Denn es muss nicht nur gefüttert und gepflegt, sondern auch regelmäßig ausgeritten werden. Ist man mal krank oder geht in den Urlaub, ist es daher unerlässlich, eine zuverlässige Vertrauensperson zu haben, die sich in der Zeit um das geliebte Pferd kümmert.

 

 

Ein Pferd ist mit Kosten verbunden

Die Kosten sollten keineswegs unterschätzt werden. Zusätzlich zum Futter fallen Gebühren für den Stall an. Wenn man bedenkt, dass die Miete für den Stall bereits bei etwa 350 bis 500 Euro im Monat liegt und dazu noch die Zahlung für die Haftpflichtversicherung, den Tierarzt und Co anfällt, kommt einiges zusammen.

Zudem braucht es regelmäßig eine neue Ausstattung.

Demnach kostet ein Pferd monatlich zwischen 400 und knapp 2.000 Euro im Monat. Die Kosten für die Stallmiete kann je nach Region unterschiedlich hoch sein.

Wer an Reitturnieren teilnimmt, sollte mit etwas mehr rechnen, da dann noch die Gebühren für den Pferdeanhänger, die Jahresturnierlizenz und natürlich die Kosten für den Tag selbst anfallen.
Nicht zu vergessen ist dabei die eigene Reitausstattung wie die Reithose, Bluse und die Turnierjacke. Zwar muss die Reitausstattung nicht jedes Mal neu gekauft werden, aber es ist dennoch ein Kostenfaktor, wo sich über das Jahr hinweg einiges zusammenläppert.

 

 

Warum die Hufpflege unerlässlich ist

Genauso wie beim Menschen die Fingernägel wachsen und regelmäßig geschnitten werden müssen, sind es beim Pferd die Hufe. Diese bestehen aus Horn und bedürfen einer konstanten Pflege.

Daher ist es unerlässlich, die Hufe täglich auf kleine Steine zu kontrollieren, die gerne mal in der Hufe feststecken. Ist man darin fahrlässig, können schnell einmal Hufgeschwüre entstehen. Demnach sollten die Hufe am besten jeden Tag nicht nur ausgekratzt, sondern auch gebürstet werden.

Es gibt spezielle
Pflegeprodukte für die Hufpflege. Besitzer eines Pferdes können die Hufe zur Gesunderhaltung mit hochwertigen Ölen pflegen.
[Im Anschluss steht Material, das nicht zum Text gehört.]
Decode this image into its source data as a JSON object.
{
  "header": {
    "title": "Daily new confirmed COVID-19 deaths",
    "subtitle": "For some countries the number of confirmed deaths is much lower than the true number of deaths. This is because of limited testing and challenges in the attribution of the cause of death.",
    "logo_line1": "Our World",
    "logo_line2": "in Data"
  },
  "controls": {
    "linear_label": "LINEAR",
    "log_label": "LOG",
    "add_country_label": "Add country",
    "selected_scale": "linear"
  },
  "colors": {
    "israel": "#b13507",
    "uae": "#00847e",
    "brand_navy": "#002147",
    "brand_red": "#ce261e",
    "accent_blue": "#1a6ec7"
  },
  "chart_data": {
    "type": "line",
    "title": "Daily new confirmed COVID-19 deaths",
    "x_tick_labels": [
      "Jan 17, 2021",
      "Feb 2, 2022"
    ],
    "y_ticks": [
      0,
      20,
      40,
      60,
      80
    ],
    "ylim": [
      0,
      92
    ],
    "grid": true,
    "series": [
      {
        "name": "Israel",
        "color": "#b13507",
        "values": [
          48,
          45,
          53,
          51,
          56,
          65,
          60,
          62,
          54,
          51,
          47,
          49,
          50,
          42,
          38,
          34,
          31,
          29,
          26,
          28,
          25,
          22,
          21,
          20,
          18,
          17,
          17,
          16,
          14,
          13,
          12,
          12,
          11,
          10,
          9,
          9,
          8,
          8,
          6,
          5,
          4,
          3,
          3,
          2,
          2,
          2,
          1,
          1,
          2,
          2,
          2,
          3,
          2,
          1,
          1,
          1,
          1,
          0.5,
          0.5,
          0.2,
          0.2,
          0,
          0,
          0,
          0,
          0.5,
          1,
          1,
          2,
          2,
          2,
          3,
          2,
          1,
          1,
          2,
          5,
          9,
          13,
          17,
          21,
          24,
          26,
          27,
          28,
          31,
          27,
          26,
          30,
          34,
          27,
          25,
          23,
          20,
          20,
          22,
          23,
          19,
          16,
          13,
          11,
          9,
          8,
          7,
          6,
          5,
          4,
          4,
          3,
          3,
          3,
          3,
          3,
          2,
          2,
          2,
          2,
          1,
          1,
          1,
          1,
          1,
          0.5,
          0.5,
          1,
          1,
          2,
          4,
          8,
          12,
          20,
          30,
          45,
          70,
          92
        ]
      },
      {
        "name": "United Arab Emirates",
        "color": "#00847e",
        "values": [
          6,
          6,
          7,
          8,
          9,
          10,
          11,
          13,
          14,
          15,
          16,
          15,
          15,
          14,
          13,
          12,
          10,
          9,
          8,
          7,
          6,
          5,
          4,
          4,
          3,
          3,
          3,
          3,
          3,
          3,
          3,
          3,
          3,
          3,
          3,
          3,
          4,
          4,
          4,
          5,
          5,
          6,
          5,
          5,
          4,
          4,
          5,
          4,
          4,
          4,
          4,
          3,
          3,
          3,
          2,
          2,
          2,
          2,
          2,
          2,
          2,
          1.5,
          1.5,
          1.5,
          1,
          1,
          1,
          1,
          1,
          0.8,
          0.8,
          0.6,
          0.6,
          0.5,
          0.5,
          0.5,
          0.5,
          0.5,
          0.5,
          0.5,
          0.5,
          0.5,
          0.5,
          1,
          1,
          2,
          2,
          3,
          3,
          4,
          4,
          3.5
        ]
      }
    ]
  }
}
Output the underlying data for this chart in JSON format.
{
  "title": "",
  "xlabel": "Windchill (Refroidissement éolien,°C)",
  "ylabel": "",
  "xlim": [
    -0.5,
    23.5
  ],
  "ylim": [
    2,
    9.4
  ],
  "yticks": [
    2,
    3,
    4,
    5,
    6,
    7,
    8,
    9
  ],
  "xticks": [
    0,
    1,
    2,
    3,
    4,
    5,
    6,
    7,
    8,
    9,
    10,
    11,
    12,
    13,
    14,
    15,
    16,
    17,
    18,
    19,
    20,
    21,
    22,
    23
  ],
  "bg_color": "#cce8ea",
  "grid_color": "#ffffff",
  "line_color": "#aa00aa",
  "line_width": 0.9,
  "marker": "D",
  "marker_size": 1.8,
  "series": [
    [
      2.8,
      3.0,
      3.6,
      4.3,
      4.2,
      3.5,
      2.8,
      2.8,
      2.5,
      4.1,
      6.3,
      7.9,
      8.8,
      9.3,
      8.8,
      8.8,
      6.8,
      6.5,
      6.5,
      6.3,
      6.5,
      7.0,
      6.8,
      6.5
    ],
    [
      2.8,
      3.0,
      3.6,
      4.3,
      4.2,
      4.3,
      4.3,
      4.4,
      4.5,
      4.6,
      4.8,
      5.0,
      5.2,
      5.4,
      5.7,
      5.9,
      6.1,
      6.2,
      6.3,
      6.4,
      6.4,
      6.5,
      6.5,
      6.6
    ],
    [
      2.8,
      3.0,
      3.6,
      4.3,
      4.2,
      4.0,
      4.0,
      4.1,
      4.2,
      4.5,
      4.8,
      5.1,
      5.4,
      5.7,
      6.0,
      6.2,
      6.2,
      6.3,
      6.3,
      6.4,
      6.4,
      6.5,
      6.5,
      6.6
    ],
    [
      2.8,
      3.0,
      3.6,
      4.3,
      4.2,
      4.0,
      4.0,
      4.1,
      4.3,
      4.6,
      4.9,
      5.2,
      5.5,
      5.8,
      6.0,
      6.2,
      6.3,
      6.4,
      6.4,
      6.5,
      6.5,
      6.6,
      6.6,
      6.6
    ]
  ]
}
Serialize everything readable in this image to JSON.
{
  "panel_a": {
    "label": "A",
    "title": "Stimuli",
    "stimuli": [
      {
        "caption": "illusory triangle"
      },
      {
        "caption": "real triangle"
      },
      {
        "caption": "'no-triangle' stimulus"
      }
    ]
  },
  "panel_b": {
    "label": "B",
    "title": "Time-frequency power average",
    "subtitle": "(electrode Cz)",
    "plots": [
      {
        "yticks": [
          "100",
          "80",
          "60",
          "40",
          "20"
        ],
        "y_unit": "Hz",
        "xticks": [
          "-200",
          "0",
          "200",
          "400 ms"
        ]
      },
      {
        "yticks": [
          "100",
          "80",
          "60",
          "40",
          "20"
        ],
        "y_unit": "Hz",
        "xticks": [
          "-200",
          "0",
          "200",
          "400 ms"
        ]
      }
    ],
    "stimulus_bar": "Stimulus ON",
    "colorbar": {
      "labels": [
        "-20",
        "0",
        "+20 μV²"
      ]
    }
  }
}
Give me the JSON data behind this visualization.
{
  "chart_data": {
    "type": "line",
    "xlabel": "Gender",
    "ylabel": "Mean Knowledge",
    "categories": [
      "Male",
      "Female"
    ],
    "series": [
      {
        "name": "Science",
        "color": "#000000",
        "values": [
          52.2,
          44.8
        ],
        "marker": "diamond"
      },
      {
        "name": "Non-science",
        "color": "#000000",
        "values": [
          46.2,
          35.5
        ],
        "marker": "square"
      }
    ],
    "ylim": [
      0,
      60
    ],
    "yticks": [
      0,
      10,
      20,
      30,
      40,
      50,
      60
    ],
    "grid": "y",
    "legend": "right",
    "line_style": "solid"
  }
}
Hufteer zählt dabei zu einem seit langer Zeit beliebtem Mittel für die Hufstrahlpflege. Gut aufgetragen, kann es die Hufsohle vor Bakterien und Schmutz schützen. Zudem hilft es gut, wenn im Stall zu viel Feuchtigkeit herrscht. Denn dadurch wird die Hufe schnell weich und dem kann mit Hufteer vorgebeugt werden.

Soll das Hufwachstum beschleunigt werden, gibt es ebenfalls spezielle Produkte dafür.

Zudem gilt es ebenfalls ein besonderes Augenmerk auf das Hufeisen zu werfen, falls das Pferd eines trägt. Zwar wird dieses
alle vier bis sechs Wochen vom Hufschmied erneuert, dennoch kann es passieren, dass es mal locker sitzt oder das Eisen beim Reiten verloren geht.

 

 

Fazit: Lohnt sich die Anschaffung eines Pferdes?

Ein eigenes Pferd ist zwar im Gegensatz zu manch anderen Haustieren mit hohen Kosten verbunden, aber dafür kann man frei entscheiden, zu welchen Zeiten man zu ihm geht. Ein Pferd zu teilen ist zwar auch möglich und mindestens um die Hälfte günstiger, aber dafür bedarf es immer einer genauen Absprache, was beispielsweise das Kürzen der Mähne oder das Einstreuen betrifft.

Wenn die finanziellen Mittel der Eltern gegeben und sie damit einverstanden sind, kann sich ein Mädchen den
Traum eines eigenen Pferdes erfüllen.